Constricted flux through the branched-chain amino acid biosynthetic enzyme acetolactate synthase triggers elevated expression of genes regulated by rpoS and internal acidification.

Abstract

The first common enzyme of isoleucine and valine biosynthesis, acetolactate synthase (ALS), is specifically inhibited by the herbicide sulfometuron methyl (SM). To further understand the physiological consequences of flux alterations at this point in metabolism, Escherichia coli genes whose expression was induced by partial inhibition of ALS were sought.
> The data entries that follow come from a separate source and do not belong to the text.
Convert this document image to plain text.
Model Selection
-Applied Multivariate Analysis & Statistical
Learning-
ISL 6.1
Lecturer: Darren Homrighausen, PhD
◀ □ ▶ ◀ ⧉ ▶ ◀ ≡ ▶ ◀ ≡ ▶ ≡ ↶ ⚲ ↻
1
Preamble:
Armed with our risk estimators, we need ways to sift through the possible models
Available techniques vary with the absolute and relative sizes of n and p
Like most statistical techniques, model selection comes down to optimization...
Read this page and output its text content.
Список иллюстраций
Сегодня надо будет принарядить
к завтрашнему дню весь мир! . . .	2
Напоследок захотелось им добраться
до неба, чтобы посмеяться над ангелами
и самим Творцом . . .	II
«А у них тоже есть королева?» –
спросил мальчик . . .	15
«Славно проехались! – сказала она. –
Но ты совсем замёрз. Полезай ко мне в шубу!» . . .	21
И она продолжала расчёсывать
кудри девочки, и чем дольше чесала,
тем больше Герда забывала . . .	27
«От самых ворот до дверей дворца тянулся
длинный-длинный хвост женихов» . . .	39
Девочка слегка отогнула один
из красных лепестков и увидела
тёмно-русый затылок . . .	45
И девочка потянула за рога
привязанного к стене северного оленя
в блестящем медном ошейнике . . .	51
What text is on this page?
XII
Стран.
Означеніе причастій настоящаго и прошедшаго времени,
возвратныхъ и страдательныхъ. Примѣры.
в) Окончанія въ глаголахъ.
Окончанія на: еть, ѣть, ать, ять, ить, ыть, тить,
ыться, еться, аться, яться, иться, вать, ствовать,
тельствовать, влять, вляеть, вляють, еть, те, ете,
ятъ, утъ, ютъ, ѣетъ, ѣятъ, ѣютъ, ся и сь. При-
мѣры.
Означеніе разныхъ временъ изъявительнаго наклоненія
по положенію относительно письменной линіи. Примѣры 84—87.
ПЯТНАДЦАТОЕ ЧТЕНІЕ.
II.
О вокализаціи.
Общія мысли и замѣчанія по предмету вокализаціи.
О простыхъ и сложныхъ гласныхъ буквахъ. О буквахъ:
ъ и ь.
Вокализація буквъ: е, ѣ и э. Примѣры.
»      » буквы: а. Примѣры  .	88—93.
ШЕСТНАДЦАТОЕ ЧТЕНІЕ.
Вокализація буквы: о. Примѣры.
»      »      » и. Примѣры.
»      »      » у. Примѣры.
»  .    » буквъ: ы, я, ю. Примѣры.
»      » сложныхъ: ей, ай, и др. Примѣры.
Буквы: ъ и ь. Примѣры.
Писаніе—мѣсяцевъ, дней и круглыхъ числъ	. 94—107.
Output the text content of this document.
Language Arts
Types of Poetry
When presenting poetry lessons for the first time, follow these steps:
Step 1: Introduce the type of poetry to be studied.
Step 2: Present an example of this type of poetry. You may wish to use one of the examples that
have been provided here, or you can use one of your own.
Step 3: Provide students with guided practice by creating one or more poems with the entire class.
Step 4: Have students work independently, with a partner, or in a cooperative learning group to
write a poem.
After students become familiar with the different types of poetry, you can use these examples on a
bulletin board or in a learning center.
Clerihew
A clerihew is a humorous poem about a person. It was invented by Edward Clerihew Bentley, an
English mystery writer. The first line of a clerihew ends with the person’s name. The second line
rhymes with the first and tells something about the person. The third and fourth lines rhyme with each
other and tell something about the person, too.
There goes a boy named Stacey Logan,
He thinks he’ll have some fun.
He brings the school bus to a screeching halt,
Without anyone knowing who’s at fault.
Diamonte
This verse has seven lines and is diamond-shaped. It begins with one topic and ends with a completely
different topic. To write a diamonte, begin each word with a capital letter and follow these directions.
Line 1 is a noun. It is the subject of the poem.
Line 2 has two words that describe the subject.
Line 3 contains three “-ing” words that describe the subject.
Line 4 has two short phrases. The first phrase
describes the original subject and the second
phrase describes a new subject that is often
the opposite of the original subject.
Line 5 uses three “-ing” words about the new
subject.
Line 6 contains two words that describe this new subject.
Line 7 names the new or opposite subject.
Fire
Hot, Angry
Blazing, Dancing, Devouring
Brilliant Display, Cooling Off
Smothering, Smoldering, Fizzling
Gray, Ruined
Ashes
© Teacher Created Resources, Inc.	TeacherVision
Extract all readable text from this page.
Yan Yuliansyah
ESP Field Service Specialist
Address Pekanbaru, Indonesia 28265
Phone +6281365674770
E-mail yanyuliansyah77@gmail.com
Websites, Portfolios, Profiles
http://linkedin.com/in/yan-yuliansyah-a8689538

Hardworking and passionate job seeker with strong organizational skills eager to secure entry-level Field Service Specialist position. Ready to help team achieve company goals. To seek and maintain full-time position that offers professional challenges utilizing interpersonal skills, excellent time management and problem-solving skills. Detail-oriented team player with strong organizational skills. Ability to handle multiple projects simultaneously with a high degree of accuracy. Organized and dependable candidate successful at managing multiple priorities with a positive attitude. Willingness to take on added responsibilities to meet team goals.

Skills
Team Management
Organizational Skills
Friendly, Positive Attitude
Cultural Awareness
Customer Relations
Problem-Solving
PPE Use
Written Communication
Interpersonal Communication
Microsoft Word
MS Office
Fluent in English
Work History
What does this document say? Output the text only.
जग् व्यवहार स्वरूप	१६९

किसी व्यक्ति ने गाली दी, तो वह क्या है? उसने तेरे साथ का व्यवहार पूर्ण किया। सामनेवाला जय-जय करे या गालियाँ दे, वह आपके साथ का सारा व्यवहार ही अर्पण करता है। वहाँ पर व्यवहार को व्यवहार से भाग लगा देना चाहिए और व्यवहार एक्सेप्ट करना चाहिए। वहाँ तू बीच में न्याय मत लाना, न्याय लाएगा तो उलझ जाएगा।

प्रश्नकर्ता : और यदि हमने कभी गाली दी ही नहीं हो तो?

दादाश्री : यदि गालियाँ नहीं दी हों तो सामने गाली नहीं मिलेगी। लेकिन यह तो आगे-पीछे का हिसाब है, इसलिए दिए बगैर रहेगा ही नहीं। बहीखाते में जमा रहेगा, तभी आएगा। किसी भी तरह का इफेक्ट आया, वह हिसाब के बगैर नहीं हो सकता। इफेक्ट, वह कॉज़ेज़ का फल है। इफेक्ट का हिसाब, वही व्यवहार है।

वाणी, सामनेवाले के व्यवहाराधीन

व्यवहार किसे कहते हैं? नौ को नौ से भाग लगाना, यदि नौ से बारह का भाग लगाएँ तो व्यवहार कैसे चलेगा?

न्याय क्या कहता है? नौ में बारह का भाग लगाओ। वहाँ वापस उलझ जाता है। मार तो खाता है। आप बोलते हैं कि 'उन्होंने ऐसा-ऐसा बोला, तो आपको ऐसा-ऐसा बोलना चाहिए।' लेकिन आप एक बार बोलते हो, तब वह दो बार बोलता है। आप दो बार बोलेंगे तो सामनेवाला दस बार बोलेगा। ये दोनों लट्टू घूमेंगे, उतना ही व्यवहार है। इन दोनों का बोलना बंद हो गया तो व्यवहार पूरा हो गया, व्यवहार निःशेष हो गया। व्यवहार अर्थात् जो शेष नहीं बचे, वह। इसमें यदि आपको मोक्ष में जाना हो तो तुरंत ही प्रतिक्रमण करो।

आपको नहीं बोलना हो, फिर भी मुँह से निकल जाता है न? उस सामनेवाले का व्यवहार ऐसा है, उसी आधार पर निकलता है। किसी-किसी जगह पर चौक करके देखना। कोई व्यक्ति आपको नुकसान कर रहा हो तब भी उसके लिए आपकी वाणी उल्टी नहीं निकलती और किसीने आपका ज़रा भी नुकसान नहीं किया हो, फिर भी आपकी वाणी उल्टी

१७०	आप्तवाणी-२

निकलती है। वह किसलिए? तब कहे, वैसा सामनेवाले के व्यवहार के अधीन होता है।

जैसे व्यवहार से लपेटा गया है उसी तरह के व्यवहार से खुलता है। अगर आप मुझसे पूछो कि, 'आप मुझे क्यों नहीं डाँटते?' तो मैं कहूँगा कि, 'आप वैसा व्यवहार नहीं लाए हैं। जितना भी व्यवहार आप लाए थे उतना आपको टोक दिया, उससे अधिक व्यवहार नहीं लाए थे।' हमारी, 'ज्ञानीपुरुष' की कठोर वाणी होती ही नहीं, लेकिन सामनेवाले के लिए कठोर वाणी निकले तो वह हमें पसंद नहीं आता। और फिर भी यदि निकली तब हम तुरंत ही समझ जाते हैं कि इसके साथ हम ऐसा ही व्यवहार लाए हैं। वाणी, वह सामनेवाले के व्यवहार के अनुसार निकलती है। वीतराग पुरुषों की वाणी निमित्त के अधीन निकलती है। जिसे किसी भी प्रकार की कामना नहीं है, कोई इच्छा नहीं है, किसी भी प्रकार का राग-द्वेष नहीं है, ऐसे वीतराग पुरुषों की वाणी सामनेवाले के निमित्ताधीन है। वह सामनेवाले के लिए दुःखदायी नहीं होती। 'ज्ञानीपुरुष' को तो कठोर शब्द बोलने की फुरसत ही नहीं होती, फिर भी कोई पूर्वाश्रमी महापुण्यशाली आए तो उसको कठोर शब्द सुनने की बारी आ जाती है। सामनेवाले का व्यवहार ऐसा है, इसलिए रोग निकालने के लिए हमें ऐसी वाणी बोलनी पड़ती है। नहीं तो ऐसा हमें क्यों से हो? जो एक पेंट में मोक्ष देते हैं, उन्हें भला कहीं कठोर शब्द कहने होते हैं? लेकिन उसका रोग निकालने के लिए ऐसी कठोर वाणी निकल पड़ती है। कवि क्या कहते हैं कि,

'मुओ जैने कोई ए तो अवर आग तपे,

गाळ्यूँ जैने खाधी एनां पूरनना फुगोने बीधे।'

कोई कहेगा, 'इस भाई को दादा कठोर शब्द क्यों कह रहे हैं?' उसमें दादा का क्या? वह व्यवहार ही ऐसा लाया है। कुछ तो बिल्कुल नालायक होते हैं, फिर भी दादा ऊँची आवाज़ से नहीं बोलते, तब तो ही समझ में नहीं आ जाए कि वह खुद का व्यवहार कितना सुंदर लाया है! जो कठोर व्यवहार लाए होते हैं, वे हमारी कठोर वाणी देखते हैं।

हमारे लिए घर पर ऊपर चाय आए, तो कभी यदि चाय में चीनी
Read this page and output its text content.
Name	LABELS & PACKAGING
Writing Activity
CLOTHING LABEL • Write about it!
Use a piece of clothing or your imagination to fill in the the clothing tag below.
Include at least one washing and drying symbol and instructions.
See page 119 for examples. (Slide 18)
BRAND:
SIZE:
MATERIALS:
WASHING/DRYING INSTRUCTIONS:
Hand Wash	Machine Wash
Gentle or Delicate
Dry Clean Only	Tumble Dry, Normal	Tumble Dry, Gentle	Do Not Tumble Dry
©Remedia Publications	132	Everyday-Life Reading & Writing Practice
Plasmid-based fusions of random E. coli DNA fragments to Photorhabdus luminescens luxCDABE were screened for bioluminescent increases in actively growing liquid cultures slowed 25% by the addition of SM. From more than 8,000 transformants, 12 unique SM-inducible promoter-lux fusions were identified. The lux reporter genes were joined to seven uncharacterized open reading frames, f253a, f415, frvX, o513, o521, yciG, and yohF, and five known genes, inaA, IdcC, osmY, poxB, and sohA. Inactivation of the rpoS-encoded sigma factor, sigmaS, reduced basal expression levels of six of these fusions 10- to 200-fold. These six genes defined four new members of the sigmaS regulon, f253a, IdcC, yciG, and yohF, and included two known members, osmY and poxB. Furthermore, the weak acid salicylate, which causes cytoplasmic acidification, also induced increased bioluminescence from seven SM-inducible promoter-lux fusion-containing strains, namely, those with fusions of the sigmaS-controlled genes and inaA. The pattern of gene expression changes suggested that restricted ALS activity may result in intracellular acidification and induction of the sigmaS-dependent stress response.